Flow chart of participants inclusion and exclusion.

Measurements

Minnesota multiphasic personality inventory-2-restructured form

For Minnesota Multiphasic Personality Inventory-2 Restructured Form (MMPI-2-RF), a total of 50 scales that could effectively measure the clinical significance of MMPI-2 questions were developed and consisted of 8 validity scales and 42 major scales (Table 4). In this study, the Korean version of MMPI-2-RF was used, whose reliability and validity were verified52.

Table 4 The MMPI-2-RF variables used for machine learning.

Suicide risk assessment

To evaluate suicidal risk, we used the MINI (Mini International Neuropsychiatric Interview, MINI) suicidality module. MINI is a structured interview tool developed in 1998 for diagnosing Diagnostic and Statistical Manual of Mental Disorders, fourth edition (DSM-IV) and the 10th revision of the International Statistical Classification of Diseases (ICD-10) Axis I mental illness.
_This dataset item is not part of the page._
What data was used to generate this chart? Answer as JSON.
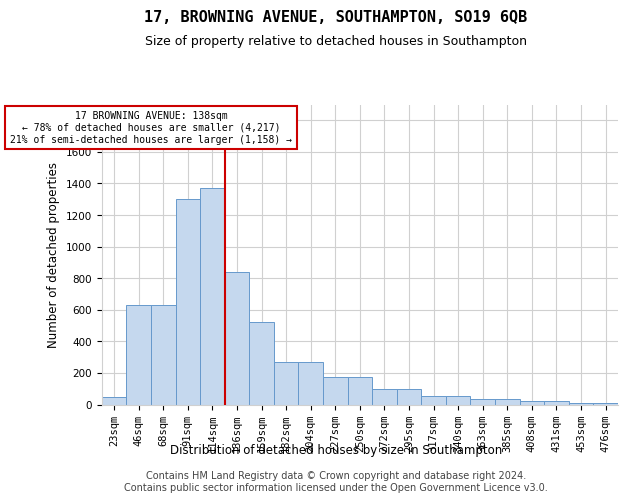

This study used the standardized version of Korean version 5.053. Among these, suicide evaluation consisted of a total of 6 questions related to suicide, with weights for each question and the total score distributed from 0 to 29; the higher the score, the higher the suicidal risk. In this study, a subject was assigned to the suicide thought group on answering any one of the questions 1 to 3 related to suicidal ideation, and categorized in the suicide attempt group if the answer was yes to the sixth question on the case of a lifelong suicide attempt.

Statistical analysis

To this end, MMPI-2-RF and suicide thought-related scales were used as inputs into the artificial neural network algorithm for student mental health check-up data to determine the factors affecting actual suicidal ideation. Among the machine learning techniques, Random forest classification and the KNN method were used.

There are two major importance indicators to measure the importance of explanatory variables in the random forest54. First, the Mean Decrease Gini (MDG) value is used as the average value from all trees by measuring the amount of impurity reduction of the selected variables each time each tree forming a random forest extends its branch. Therefore, a high MDG value for a specific variable means that classifying individuals with that variable helps to reduce impurity, that is, to group the same categories. Moreover, the importance of variables can be determined by the concept of accuracy, which is defined as Mean Decrease Accuracy (MDA). MDA is the average of the difference by variable between the accuracy of the constructed tree and the accuracy that decreases when reconstructed after removing a specific variable. The higher the influence of a variable in improving the classification accuracy, the greater is the amount of reduction in the accuracy on removing the variable. Thus, as the values of both indicators measuring the importance of variables in the random forest increase, the variable importance increases. The KNN algorithm has the same properties as the training data but extracts k data located closest to the training data using Euclidean distance from unclassified data and specifies the category of unclassified data through the class of the extracted data55.

The result variables were analyzed by suicidal ideation and suicidal attempts, using 50 scales of MMPI-2-RF as explanatory variables (Table 4). The AUC of receiver operating characteristic (ROC) curve was measured. The closer the AUC is to 1, the better is the model. The AUC 0.5 ~ 0.6 was evaluated as a coincidence level; 0.6 ~ 0.7 was not good, 0.7 ~ 0.8 was worthless, 0.8 ~ 0.9 was good, and 0.9 ~ 1.0 was excellent56.

A total 20% of the sample was used as test data, and 20% of the remaining 80% as validation data; each training data set and testing data set were randomly separated. All statistical analyses were performed using JASP v0.14.4 (Amsterdam, Netherland).